Jabe, 951 F.2d 108, 109 (6th Cir. 1991)). However, “‘there is no cause for extending this margin to straightforward procedural requirements that a layperson can comprehend as easily as a lawyer.’” Id.; see also Morley v. Comm’r of Soc. Sec., No. 12-14653, 2013 WL 2051326, at *1 (E.D. Mich. May 14, 2013) (dismissing a pro se litigant’s case with prejudice); Bunting v. Hansen, No. 05-10116-BC, 2007 WL 1582236, at *2 (E.D. Mich. May 31, 2007) (“[T]he Court must . . . balance the defendant’s right to a fair and timely

resolution of the litigation, and therefore pro se litigants are not to be accorded any special consideration when they fail to adhere to readily-comprehended court deadlines.”). The second factor, prejudice to Defendant, does not support dismissal. It is not clear that Defendant even knows this case exists. As to the third factor, Plaintiff was warned that his case could be dismissed, which supports dismissal. (ECF No. 20.) The final factor is whether a lesser sanction would suffice. I conclude it would not.

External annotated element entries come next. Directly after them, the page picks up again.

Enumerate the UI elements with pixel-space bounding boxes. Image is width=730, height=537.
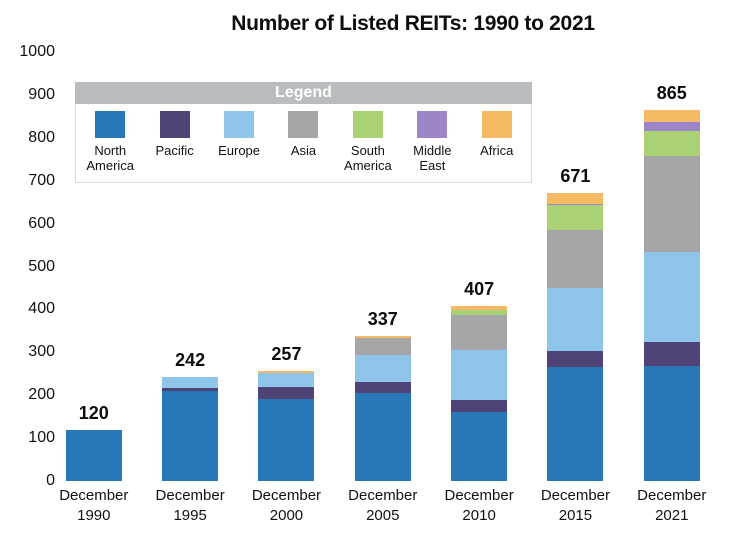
legend-label: Asia (290, 143, 317, 158)
bar-december-2015 (547, 193, 604, 481)
y-tick-label-100: 100 (28, 429, 55, 447)
x-axis-label-december-2010: December 2010 (444, 487, 514, 524)
legend-label: Pacific (155, 143, 194, 158)
legend-items: North America Pacific Europe Asia South Amer… (75, 104, 532, 183)
segment-north-america (65, 429, 122, 481)
bar-total-label: 407 (464, 279, 495, 300)
legend-label: Africa (480, 143, 514, 158)
y-tick-label-200: 200 (28, 386, 55, 404)
y-tick-label-800: 800 (28, 128, 55, 146)
legend-swatch-europe (224, 111, 255, 138)
segment-north-america (643, 365, 700, 481)
segment-europe (643, 251, 700, 343)
segment-asia (354, 338, 411, 356)
y-tick-label-600: 600 (28, 214, 55, 232)
legend-swatch-north-america (95, 111, 126, 138)
bar-december-1995 (162, 377, 219, 481)
y-tick-label-500: 500 (28, 257, 55, 275)
x-axis-label-december-2005: December 2005 (348, 487, 418, 524)
legend-title: Legend (75, 82, 532, 104)
y-tick-label-700: 700 (28, 171, 55, 189)
segment-asia (451, 315, 508, 351)
legend-swatch-africa (481, 111, 512, 138)
bar-december-2021 (643, 109, 700, 481)
legend-item-north-america: North America (78, 111, 142, 173)
segment-asia (547, 230, 604, 288)
legend-label: South America (344, 143, 392, 173)
legend-label: Europe (218, 143, 261, 158)
segment-north-america (162, 390, 219, 481)
bar-total-label: 257 (271, 343, 302, 364)
legend-swatch-middle-east (417, 111, 448, 138)
segment-pacific (451, 399, 508, 413)
segment-europe (354, 355, 411, 383)
legend-item-africa: Africa (465, 111, 529, 158)
chart-title: Number of Listed REITs: 1990 to 2021 (231, 12, 595, 35)
legend-item-pacific: Pacific (142, 111, 206, 158)
segment-europe (547, 287, 604, 352)
bar-total-label: 242 (175, 350, 206, 371)
x-axis-label-december-2000: December 2000 (251, 487, 322, 524)
segment-africa (354, 336, 411, 339)
segment-asia (643, 155, 700, 252)
segment-pacific (643, 342, 700, 366)
legend-item-europe: Europe (207, 111, 271, 158)
legend-item-middle-east: Middle East (400, 111, 464, 173)
y-tick-label-300: 300 (28, 343, 55, 361)
bar-total-label: 120 (78, 402, 109, 423)
bar-december-1990 (65, 429, 122, 481)
y-tick-label-1000: 1000 (19, 43, 55, 60)
bar-december-2005 (354, 336, 411, 481)
legend-item-asia: Asia (271, 111, 335, 158)
segment-pacific (547, 351, 604, 367)
segment-pacific (354, 382, 411, 393)
segment-south-america (451, 310, 508, 316)
segment-middle-east (547, 203, 604, 206)
segment-north-america (258, 398, 315, 481)
segment-south-america (643, 130, 700, 156)
segment-north-america (547, 366, 604, 481)
y-tick-label-0: 0 (46, 472, 55, 489)
legend-swatch-pacific (159, 111, 190, 138)
segment-north-america (451, 412, 508, 481)
legend-label: Middle East (413, 143, 452, 173)
segment-africa (451, 306, 508, 311)
segment-africa (643, 109, 700, 122)
legend-swatch-south-america (352, 111, 383, 138)
legend-swatch-asia (288, 111, 319, 138)
bar-total-label: 337 (367, 309, 398, 330)
bar-december-2000 (258, 370, 315, 481)
legend-item-south-america: South America (336, 111, 400, 173)
segment-africa (258, 370, 315, 374)
segment-pacific (258, 387, 315, 399)
y-tick-label-400: 400 (28, 300, 55, 318)
x-axis-label-december-2021: December 2021 (637, 487, 707, 524)
x-axis-label-december-1990: December 1990 (59, 487, 129, 524)
bar-total-label: 865 (656, 82, 687, 103)
segment-europe (162, 377, 219, 388)
x-axis-label-december-1995: December 1995 (155, 487, 225, 524)
y-tick-label-900: 900 (28, 85, 55, 103)
segment-south-america (547, 205, 604, 231)
segment-europe (451, 350, 508, 400)
segment-north-america (354, 392, 411, 481)
segment-europe (258, 373, 315, 388)
segment-africa (547, 193, 604, 204)
segment-pacific (162, 387, 219, 391)
legend-box: Legend North America Pacific Europe Asia Sou… (75, 82, 532, 183)
bar-december-2010 (451, 306, 508, 481)
bar-total-label: 671 (560, 166, 591, 187)
x-axis-label-december-2015: December 2015 (540, 487, 611, 524)
legend-label: North America (86, 143, 135, 173)
segment-middle-east (643, 121, 700, 131)
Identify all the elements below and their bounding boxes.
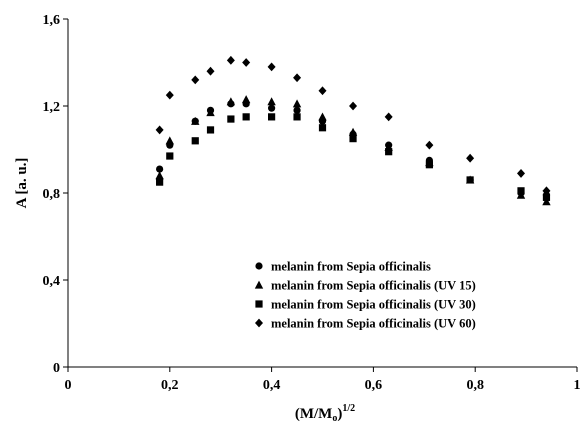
x-axis-ticks: 0 0,2 0,4 0,6 0,8 1 — [65, 367, 581, 393]
y-tick-label: 1,2 — [43, 100, 61, 115]
diamond-data-point — [242, 58, 251, 67]
square-data-point — [242, 113, 250, 121]
diamond-data-point — [206, 66, 215, 76]
square-data-point — [385, 148, 393, 156]
diamond-data-point — [384, 112, 393, 122]
square-data-point — [191, 137, 199, 145]
square-data-point — [227, 115, 235, 123]
triangle-data-point — [542, 197, 551, 206]
legend-entry-label: melanin from Sepia officinalis (UV 60) — [271, 317, 476, 331]
legend-circle-icon — [255, 262, 263, 270]
x-axis-title: (M/Mo)1/2 — [295, 403, 355, 423]
diamond-data-point — [155, 125, 164, 135]
diamond-data-point — [226, 55, 235, 65]
legend-diamond-icon — [255, 318, 263, 328]
diamond-data-point — [542, 186, 551, 196]
triangle-data-point — [206, 108, 215, 117]
diamond-data-point — [349, 101, 358, 111]
triangle-data-point — [516, 190, 526, 199]
x-tick-label: 0 — [65, 378, 72, 393]
diamond-data-point — [293, 73, 302, 83]
y-axis-ticks: 0 0,4 0,8 1,2 1,6 — [43, 13, 68, 376]
legend-triangle-icon — [254, 280, 264, 289]
legend-entry-label: melanin from Sepia officinalis — [271, 260, 431, 274]
diamond-data-point — [191, 75, 200, 85]
square-data-point — [318, 124, 327, 132]
plot-area — [67, 19, 577, 368]
diamond-data-point — [165, 90, 174, 100]
triangle-data-point — [292, 99, 302, 108]
x-tick-label: 0,6 — [365, 378, 383, 393]
triangle-data-point — [191, 116, 200, 125]
x-tick-label: 0,2 — [161, 378, 179, 393]
square-data-point — [425, 161, 433, 169]
legend-entry-label: melanin from Sepia officinalis (UV 30) — [271, 298, 476, 312]
diamond-data-point — [466, 153, 475, 163]
triangle-data-point — [241, 95, 251, 104]
triangle-data-point — [348, 127, 358, 136]
y-tick-label: 0 — [53, 361, 60, 376]
x-axis-title-main: (M/M — [295, 406, 332, 422]
y-tick-label: 0,4 — [43, 274, 61, 289]
square-data-point — [156, 178, 164, 186]
square-data-point — [293, 113, 301, 121]
x-tick-label: 1 — [574, 378, 581, 393]
data-points — [155, 55, 551, 206]
square-data-point — [166, 152, 174, 160]
x-tick-label: 0,8 — [466, 378, 484, 393]
triangle-data-point — [267, 97, 276, 106]
x-tick-label: 0,4 — [263, 378, 281, 393]
square-data-point — [349, 135, 357, 143]
square-data-point — [268, 113, 276, 121]
legend-entry-label: melanin from Sepia officinalis (UV 15) — [271, 279, 476, 293]
y-tick-label: 0,8 — [43, 187, 61, 202]
y-tick-label: 1,6 — [43, 13, 61, 28]
y-axis-title: A [a. u.] — [14, 158, 30, 209]
circle-data-point — [268, 104, 276, 112]
x-axis-title-close: ) — [337, 406, 342, 422]
square-data-point — [466, 176, 474, 184]
triangle-data-point — [226, 97, 236, 106]
circle-data-point — [156, 165, 164, 173]
square-data-point — [542, 193, 551, 201]
diamond-data-point — [517, 169, 526, 178]
circle-data-point — [293, 106, 301, 114]
square-data-point — [206, 126, 215, 134]
triangle-data-point — [165, 136, 174, 145]
triangle-data-point — [155, 171, 164, 180]
x-axis-title-sup: 1/2 — [342, 403, 355, 414]
diamond-data-point — [318, 86, 327, 96]
square-data-point — [517, 187, 525, 195]
x-axis-title-sub: o — [332, 413, 337, 423]
diamond-data-point — [267, 62, 276, 72]
triangle-data-point — [318, 112, 327, 121]
legend-square-icon — [255, 300, 263, 308]
diamond-data-point — [425, 140, 434, 150]
legend: melanin from Sepia officinalis melanin fr… — [254, 260, 476, 331]
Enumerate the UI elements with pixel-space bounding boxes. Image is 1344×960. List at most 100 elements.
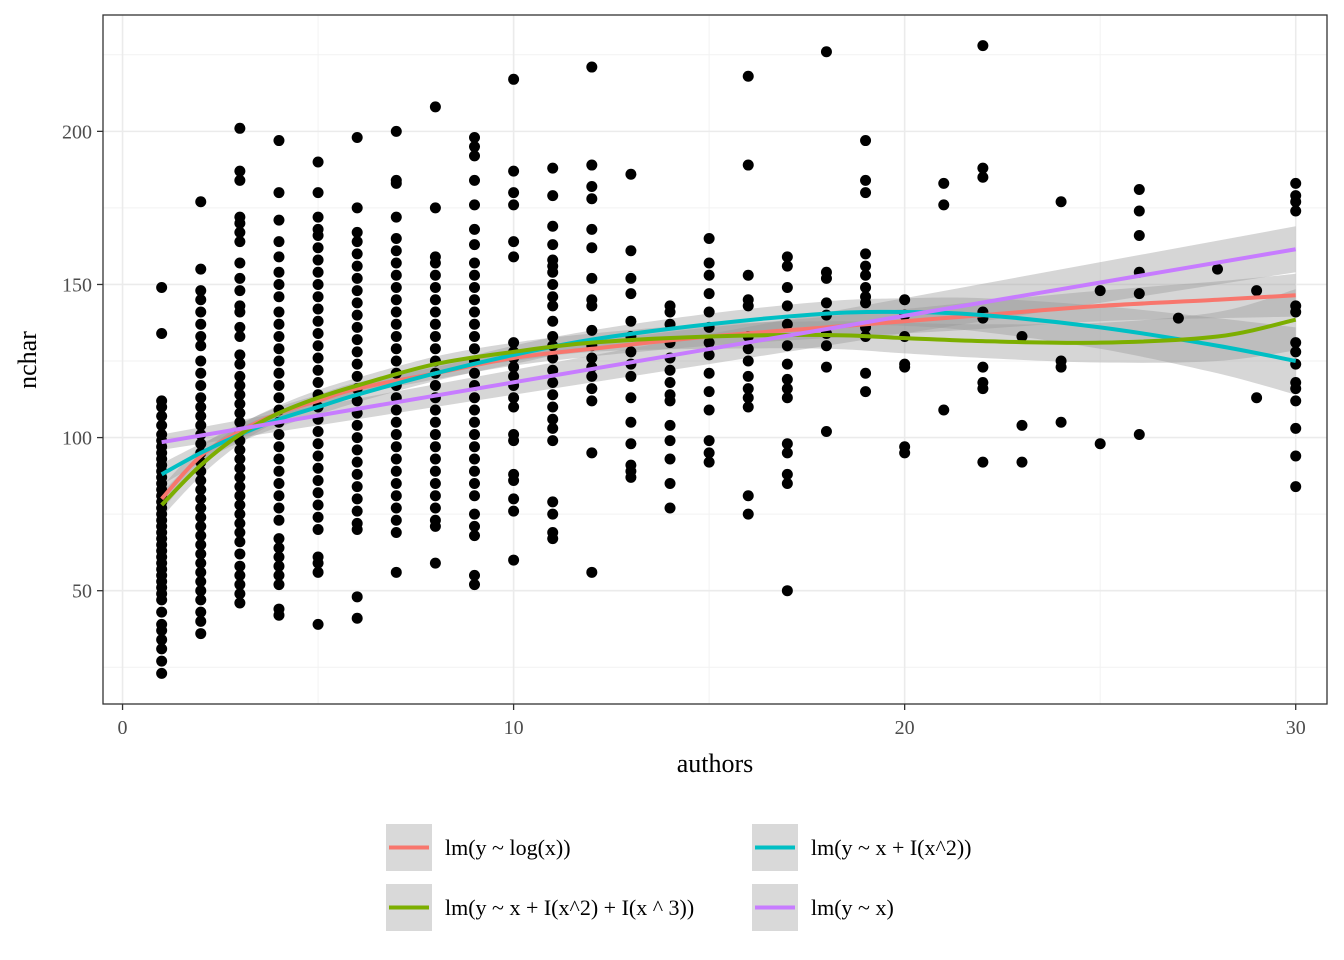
data-point <box>1133 229 1145 241</box>
data-point <box>234 257 246 269</box>
data-point <box>977 171 989 183</box>
data-point <box>547 364 559 376</box>
data-point <box>703 306 715 318</box>
data-point <box>312 566 324 578</box>
data-point <box>742 355 754 367</box>
data-point <box>351 432 363 444</box>
data-point <box>195 410 207 422</box>
data-point <box>860 187 872 199</box>
data-point <box>195 615 207 627</box>
data-point <box>273 278 285 290</box>
x-tick-label: 30 <box>1286 717 1306 739</box>
data-point <box>469 343 481 355</box>
data-point <box>390 269 402 281</box>
data-point <box>469 569 481 581</box>
data-point <box>234 236 246 248</box>
data-point <box>938 177 950 189</box>
data-point <box>195 530 207 542</box>
data-point <box>508 337 520 349</box>
data-point <box>899 447 911 459</box>
data-point <box>508 251 520 263</box>
data-point <box>351 591 363 603</box>
data-point <box>351 456 363 468</box>
data-point <box>820 46 832 58</box>
data-point <box>312 156 324 168</box>
data-point <box>195 419 207 431</box>
data-point <box>195 392 207 404</box>
y-tick-label: 50 <box>72 581 92 603</box>
data-point <box>860 174 872 186</box>
data-point <box>586 395 598 407</box>
data-point <box>742 383 754 395</box>
data-point <box>195 438 207 450</box>
data-point <box>586 352 598 364</box>
data-point <box>390 502 402 514</box>
data-point <box>273 331 285 343</box>
data-point <box>351 419 363 431</box>
data-point <box>469 429 481 441</box>
data-point <box>273 187 285 199</box>
data-point <box>1133 205 1145 217</box>
data-point <box>390 343 402 355</box>
data-point <box>625 272 637 284</box>
data-point <box>586 180 598 192</box>
data-point <box>234 407 246 419</box>
data-point <box>234 174 246 186</box>
data-point <box>977 162 989 174</box>
data-point <box>273 251 285 263</box>
data-point <box>234 272 246 284</box>
data-point <box>547 190 559 202</box>
data-point <box>781 585 793 597</box>
data-point <box>390 318 402 330</box>
data-point <box>156 401 168 413</box>
data-point <box>273 441 285 453</box>
y-tick-label: 200 <box>62 121 92 143</box>
data-point <box>508 187 520 199</box>
data-point <box>234 536 246 548</box>
data-point <box>664 395 676 407</box>
data-point <box>390 355 402 367</box>
data-point <box>469 269 481 281</box>
fit-line <box>160 317 1297 507</box>
fit-line <box>160 309 1297 477</box>
data-point <box>234 579 246 591</box>
data-point <box>469 416 481 428</box>
data-point <box>312 278 324 290</box>
data-point <box>429 441 441 453</box>
data-point <box>312 499 324 511</box>
data-point <box>273 533 285 545</box>
data-point <box>429 429 441 441</box>
data-point <box>1290 383 1302 395</box>
data-point <box>234 481 246 493</box>
legend-label: lm(y ~ x) <box>811 895 894 920</box>
x-axis-title: authors <box>677 749 754 778</box>
data-point <box>860 260 872 272</box>
data-point <box>820 361 832 373</box>
data-point <box>195 606 207 618</box>
data-point <box>547 291 559 303</box>
data-point <box>312 266 324 278</box>
data-point <box>390 257 402 269</box>
data-point <box>312 450 324 462</box>
data-point <box>1290 205 1302 217</box>
data-point <box>860 248 872 260</box>
data-point <box>469 520 481 532</box>
data-point <box>547 508 559 520</box>
data-point <box>860 367 872 379</box>
data-point <box>156 643 168 655</box>
data-point <box>469 331 481 343</box>
axis-ticks <box>97 130 1297 710</box>
data-point <box>625 315 637 327</box>
data-point <box>273 392 285 404</box>
data-point <box>195 539 207 551</box>
data-point <box>547 413 559 425</box>
data-point <box>547 239 559 251</box>
data-point <box>547 422 559 434</box>
data-point <box>195 401 207 413</box>
data-point <box>234 165 246 177</box>
data-point <box>781 340 793 352</box>
data-point <box>469 367 481 379</box>
data-point <box>195 576 207 588</box>
data-point <box>156 282 168 294</box>
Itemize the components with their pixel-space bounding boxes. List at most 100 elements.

Softer penalties have been imposed when a plaintiff has failed to serve process, so that the attorney’s sins are not visited upon the client. See, e.g., Harper v. Comm’r of Soc. Sec., No. 16-11428, 2017 WL 3116279, at *2–3 (E.D. Mich. 2016). However, considering that Plaintiff is proceeding pro se, he cannot place blame on counsel—Plaintiff has been absent from this case since his filing of the appeal in December of 2022. (ECF No. 14.) Plaintiff

has been warned that his continued absence would result in dismissal. (ECF No. 20.) It is unclear that a sanction less than dismissal would have any impact. In light of the above factors, I suggest this case is suitable for dismissal under Rule 41(b). Further, caselaw supports dismissal. Many courts have dismissed cases for failure to prosecute when a plaintiff has failed to serve process. See, e.g., Devlin v. Comm’r of

Soc. Sec., No. 08-13064, 2009 WL 3199017, at *1–2 (E.D. Mich. 2009) (dismissing case for failure to prosecute due to the plaintiff’s failure to serve the Commissioner); see also Europacific Asset Mgmt. Corp. v. Tradescape, Corp., 233 F.R.D. 344, 351 (S.D. N.Y. 2005) (“It is unquestioned that an ‘unreasonable’ delay in serving process can constitute a failure to prosecute.” (collecting cases)); 9 Wright & Miller, FED. PRAC. & PROC. CIV. § 2370 (3d ed., 2018 update) (“The plaintiff’s failure to exercise diligence in serving a

defendant with process after suit has been filed has been held to justify dismissal for want of prosecution.”).